Similarly, adding clear constraints, maybe some edge cases and extremely clear rules to follow help guide the model towards finding the right direction.
If you fail to provide a clear goal, these models can get stuck overthinking things, and wasting valuable time thinking about irrelevant problems. I gave the smallest reasoning model a prompt that is a common start of a puzzle (Alice, Sarah and Charlie are sat a table), which completely threw it off. Now, the bigger models like Deepseek R1 and o1 do handle this better, but still, it steers the model to reason in the right direction.
Same goes for the output. Be clear with what you want the result to look like. Do you want it formatted in a table? Just the solution, or something else? Not giving clear instructions for the output format can make the model unpredictable in its output, which is a current problem with all reasoning models, including the big ones.
The last but definitely not least important part: Context. Explain yourself fully, add in any relevant context. This does not need to be structured.
Tip: Go back and forth with a regular LLM, have it ask you questions, or use transcription software to quickly ramble and add context
Try to keep irrelevant information out of the context. It’s good to slightly overshare to make sure everything is in there, but don’t be too careless. Extra context that is not relevant might be considered in ways you don’t want them to be considered, and valuable thinking time (compute) might go towards irrelevant reasoning steps.
Working with reasoning models effectively means:
Write a clear goal that you want the model to work towards
Give clear rules and point the model in the right direction with a clear problem statement
Providing lots of (potentially) relevant context upfront - make sure the model has what it needs to solve the issue.
Being clear about the format of the end result
Try it yourself
If you’d like to try it for yourself, there are a few options. You can try Deepseeks R1 model for free on their website, which should be about as good as o1. Do be aware though - using it through their site comes with very poor terms and conditions. Assume that your data will be used for training the model further.
Want to run a local model? It’s easier than you would think.

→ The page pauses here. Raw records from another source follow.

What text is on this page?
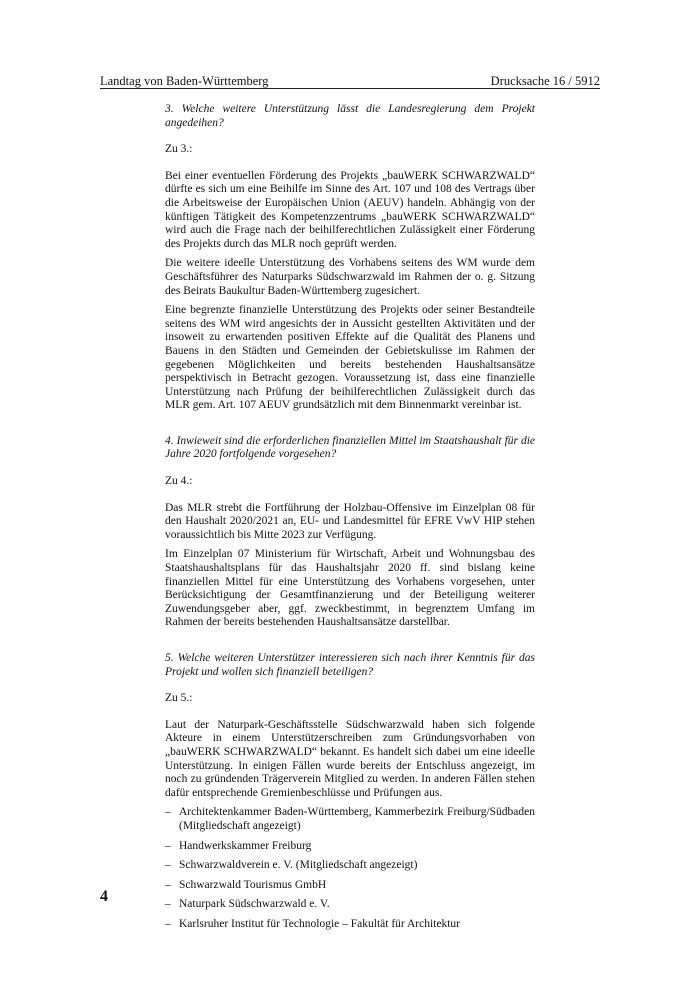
Landtag von Baden-Württemberg	Drucksache 16 / 5912

3. Welche weitere Unterstützung lässt die Landesregierung dem Projekt angedeihen?

Zu 3.:

Bei einer eventuellen Förderung des Projekts „bauWERK SCHWARZWALD“ dürfte es sich um eine Beihilfe im Sinne des Art. 107 und 108 des Vertrags über die Arbeitsweise der Europäischen Union (AEUV) handeln. Abhängig von der künftigen Tätigkeit des Kompetenzzentrums „bauWERK SCHWARZWALD“ wird auch die Frage nach der beihilferechtlichen Zulässigkeit einer Förderung des Projekts durch das MLR noch geprüft werden.

Die weitere ideelle Unterstützung des Vorhabens seitens des WM wurde dem Geschäftsführer des Naturparks Südschwarzwald im Rahmen der o. g. Sitzung des Beirats Baukultur Baden-Württemberg zugesichert.

Eine begrenzte finanzielle Unterstützung des Projekts oder seiner Bestandteile seitens des WM wird angesichts der in Aussicht gestellten Aktivitäten und der insoweit zu erwartenden positiven Effekte auf die Qualität des Planens und Bauens in den Städten und Gemeinden der Gebietskulisse im Rahmen der gegebenen Möglichkeiten und bereits bestehenden Haushaltsansätze perspektivisch in Betracht gezogen. Voraussetzung ist, dass eine finanzielle Unterstützung nach Prüfung der beihilferechtlichen Zulässigkeit durch das MLR gem. Art. 107 AEUV grundsätzlich mit dem Binnenmarkt vereinbar ist.

4. Inwieweit sind die erforderlichen finanziellen Mittel im Staatshaushalt für die Jahre 2020 fortfolgende vorgesehen?

Zu 4.:

Das MLR strebt die Fortführung der Holzbau-Offensive im Einzelplan 08 für den Haushalt 2020/2021 an, EU- und Landesmittel für EFRE VwV HIP stehen voraussichtlich bis Mitte 2023 zur Verfügung.

Im Einzelplan 07 Ministerium für Wirtschaft, Arbeit und Wohnungsbau des Staatshaushaltsplans für das Haushaltsjahr 2020 ff. sind bislang keine finanziellen Mittel für eine Unterstützung des Vorhabens vorgesehen, unter Berücksichtigung der Gesamtfinanzierung und der Beteiligung weiterer Zuwendungsgeber aber, ggf. zweckbestimmt, in begrenztem Umfang im Rahmen der bereits bestehenden Haushaltsansätze darstellbar.

5. Welche weiteren Unterstützer interessieren sich nach ihrer Kenntnis für das Projekt und wollen sich finanziell beteiligen?

Zu 5.:

Laut der Naturpark-Geschäftsstelle Südschwarzwald haben sich folgende Akteure in einem Unterstützerschreiben zum Gründungsvorhaben von „bauWERK SCHWARZWALD“ bekannt. Es handelt sich dabei um eine ideelle Unterstützung. In einigen Fällen wurde bereits der Entschluss angezeigt, im noch zu gründenden Trägerverein Mitglied zu werden. In anderen Fällen stehen dafür entsprechende Gremienbeschlüsse und Prüfungen aus.

– Architektenkammer Baden-Württemberg, Kammerbezirk Freiburg/Südbaden (Mitgliedschaft angezeigt)
– Handwerkskammer Freiburg
– Schwarzwaldverein e. V. (Mitgliedschaft angezeigt)
– Schwarzwald Tourismus GmbH
– Naturpark Südschwarzwald e. V.
– Karlsruher Institut für Technologie – Fakultät für Architektur
4
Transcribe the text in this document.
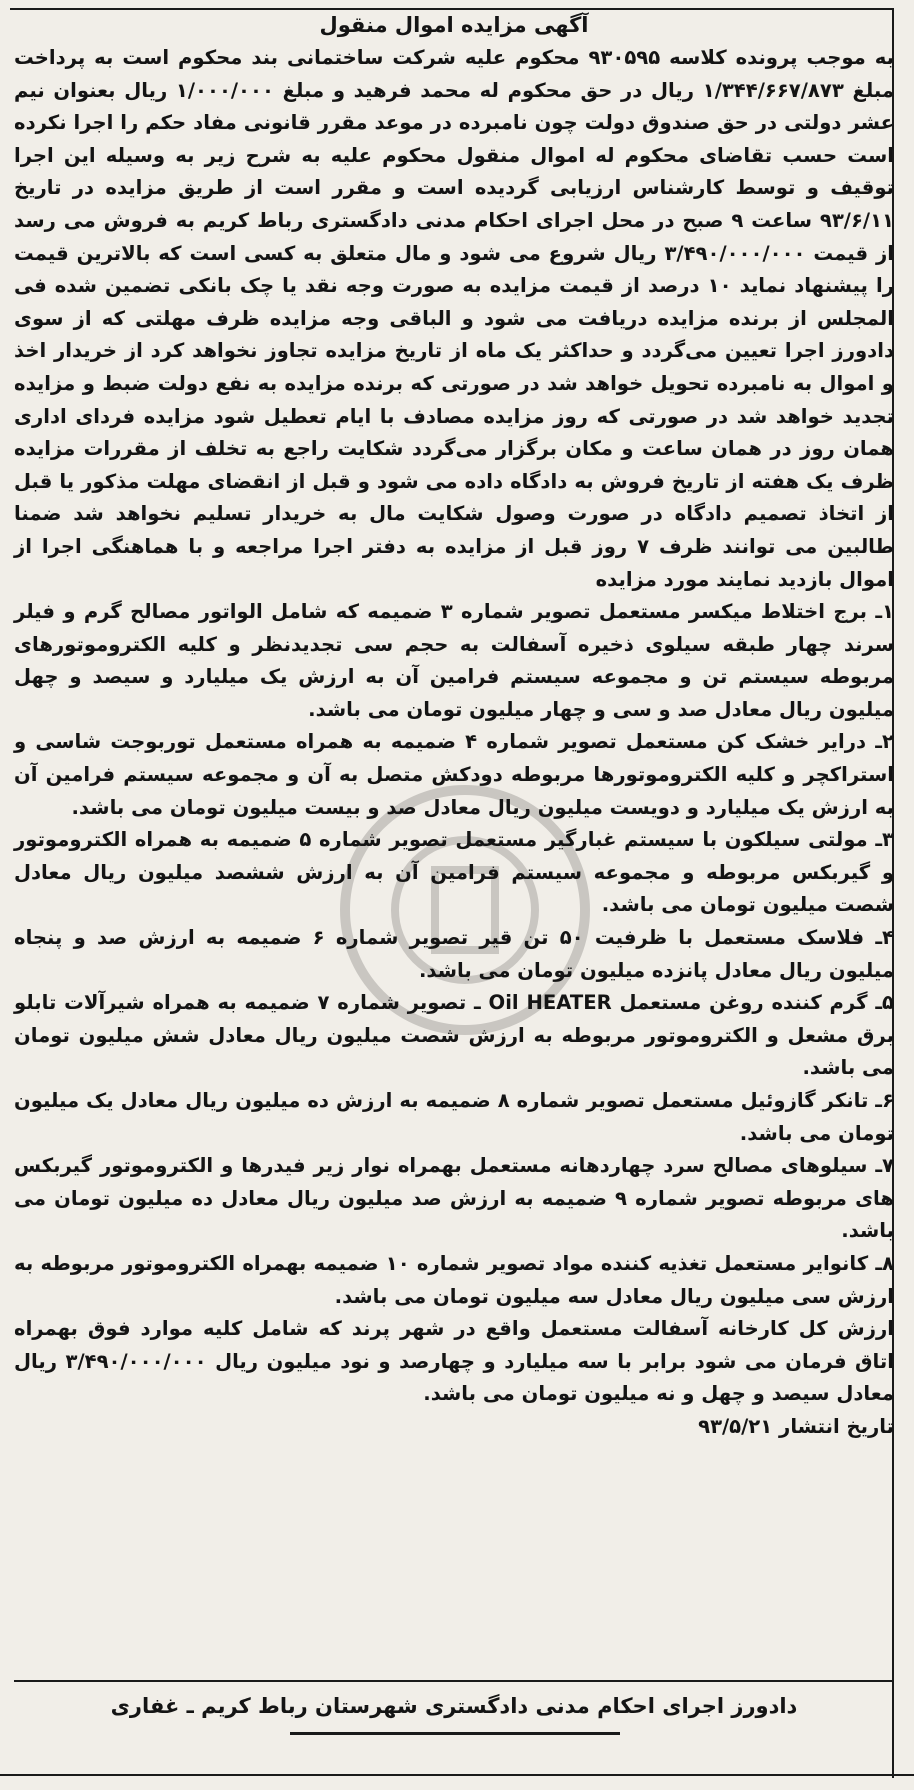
آگهی مزایده اموال منقول

به موجب پرونده کلاسه ۹۳۰۵۹۵ محکوم علیه شرکت ساختمانی بند محکوم است به پرداخت مبلغ ۱/۳۴۴/۶۶۷/۸۷۳ ریال در حق محکوم له محمد فرهید و مبلغ ۱/۰۰۰/۰۰۰ ریال بعنوان نیم عشر دولتی در حق صندوق دولت چون نامبرده در موعد مقرر قانونی مفاد حکم را اجرا نکرده است حسب تقاضای محکوم له اموال منقول محکوم علیه به شرح زیر به وسیله این اجرا توقیف و توسط کارشناس ارزیابی گردیده است و مقرر است از طریق مزایده در تاریخ ۹۳/۶/۱۱ ساعت ۹ صبح در محل اجرای احکام مدنی دادگستری رباط کریم به فروش می رسد از قیمت ۳/۴۹۰/۰۰۰/۰۰۰ ریال شروع می شود و مال متعلق به کسی است که بالاترین قیمت را پیشنهاد نماید ۱۰ درصد از قیمت مزایده به صورت وجه نقد یا چک بانکی تضمین شده فی المجلس از برنده مزایده دریافت می شود و الباقی وجه مزایده ظرف مهلتی که از سوی دادورز اجرا تعیین می‌گردد و حداکثر یک ماه از تاریخ مزایده تجاوز نخواهد کرد از خریدار اخذ و اموال به نامبرده تحویل خواهد شد در صورتی که برنده مزایده به نفع دولت ضبط و مزایده تجدید خواهد شد در صورتی که روز مزایده مصادف با ایام تعطیل شود مزایده فردای اداری همان روز در همان ساعت و مکان برگزار می‌گردد شکایت راجع به تخلف از مقررات مزایده ظرف یک هفته از تاریخ فروش به دادگاه داده می شود و قبل از انقضای مهلت مذکور یا قبل از اتخاذ تصمیم دادگاه در صورت وصول شکایت مال به خریدار تسلیم نخواهد شد ضمنا طالبین می توانند ظرف ۷ روز قبل از مزایده به دفتر اجرا مراجعه و با هماهنگی اجرا از اموال بازدید نمایند مورد مزایده

۱ـ برج اختلاط میکسر مستعمل تصویر شماره ۳ ضمیمه که شامل الواتور مصالح گرم و فیلر سرند چهار طبقه سیلوی ذخیره آسفالت به حجم سی تجدیدنظر و کلیه الکتروموتورهای مربوطه سیستم تن و مجموعه سیستم فرامین آن به ارزش یک میلیارد و سیصد و چهل میلیون ریال معادل صد و سی و چهار میلیون تومان می باشد.

۲ـ درایر خشک کن مستعمل تصویر شماره ۴ ضمیمه به همراه مستعمل توربوجت شاسی و استراکچر و کلیه الکتروموتورها مربوطه دودکش متصل به آن و مجموعه سیستم فرامین آن به ارزش یک میلیارد و دویست میلیون ریال معادل صد و بیست میلیون تومان می باشد.

۳ـ مولتی سیلکون با سیستم غبارگیر مستعمل تصویر شماره ۵ ضمیمه به همراه الکتروموتور و گیربکس مربوطه و مجموعه سیستم فرامین آن به ارزش ششصد میلیون ریال معادل شصت میلیون تومان می باشد.

۴ـ فلاسک مستعمل با ظرفیت ۵۰ تن قیر تصویر شماره ۶ ضمیمه به ارزش صد و پنجاه میلیون ریال معادل پانزده میلیون تومان می باشد.

۵ـ گرم کننده روغن مستعمل Oil HEATER ـ تصویر شماره ۷ ضمیمه به همراه شیرآلات تابلو برق مشعل و الکتروموتور مربوطه به ارزش شصت میلیون ریال معادل شش میلیون تومان می باشد.

۶ـ تانکر گازوئیل مستعمل تصویر شماره ۸ ضمیمه به ارزش ده میلیون ریال معادل یک میلیون تومان می باشد.

۷ـ سیلوهای مصالح سرد چهاردهانه مستعمل بهمراه نوار زیر فیدرها و الکتروموتور گیربکس های مربوطه تصویر شماره ۹ ضمیمه به ارزش صد میلیون ریال معادل ده میلیون تومان می باشد.

۸ـ کانوایر مستعمل تغذیه کننده مواد تصویر شماره ۱۰ ضمیمه بهمراه الکتروموتور مربوطه به ارزش سی میلیون ریال معادل سه میلیون تومان می باشد.

ارزش کل کارخانه آسفالت مستعمل واقع در شهر پرند که شامل کلیه موارد فوق بهمراه اتاق فرمان می شود برابر با سه میلیارد و چهارصد و نود میلیون ریال ۳/۴۹۰/۰۰۰/۰۰۰ ریال معادل سیصد و چهل و نه میلیون تومان می باشد.

تاریخ انتشار ۹۳/۵/۲۱

دادورز اجرای احکام مدنی دادگستری شهرستان رباط کریم ـ غفاری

I would recommend using LMStudio, which runs on almost any machine, is easy to set up, and doesn’t require specific knowledge. They were incredibly quick with making the reasoning models available on their platform, and you can give it a try yourself! Check the staff picks - they recommend a few good options for you.
Closing Thoughts
While OpenAI hinted at breakthrough reasoning techniques with o1, DeepSeek has done something remarkable: they've opened the black box. By detailing their reinforcement learning approach, they've shown exactly how AI can be taught to reason more systematically.
This isn't just an academic exercise. It means AI could soon tackle complex real-world problems more effectively—from scientific research and medical diagnostics to engineering challenges that require nuanced, step-by-step reasoning, without having to rely on a few big companies.
But before we get there, we first need to get used to using them, and figure out what we can reliably use them for.
A very interesting read. Note that Deepseek V3 is not ranking in the top 5 for coding on LLMSYS (my go-to on how users perceive the efficacy of different LLMs). A lot of these 'benchmarks' are manipulated unfortunately.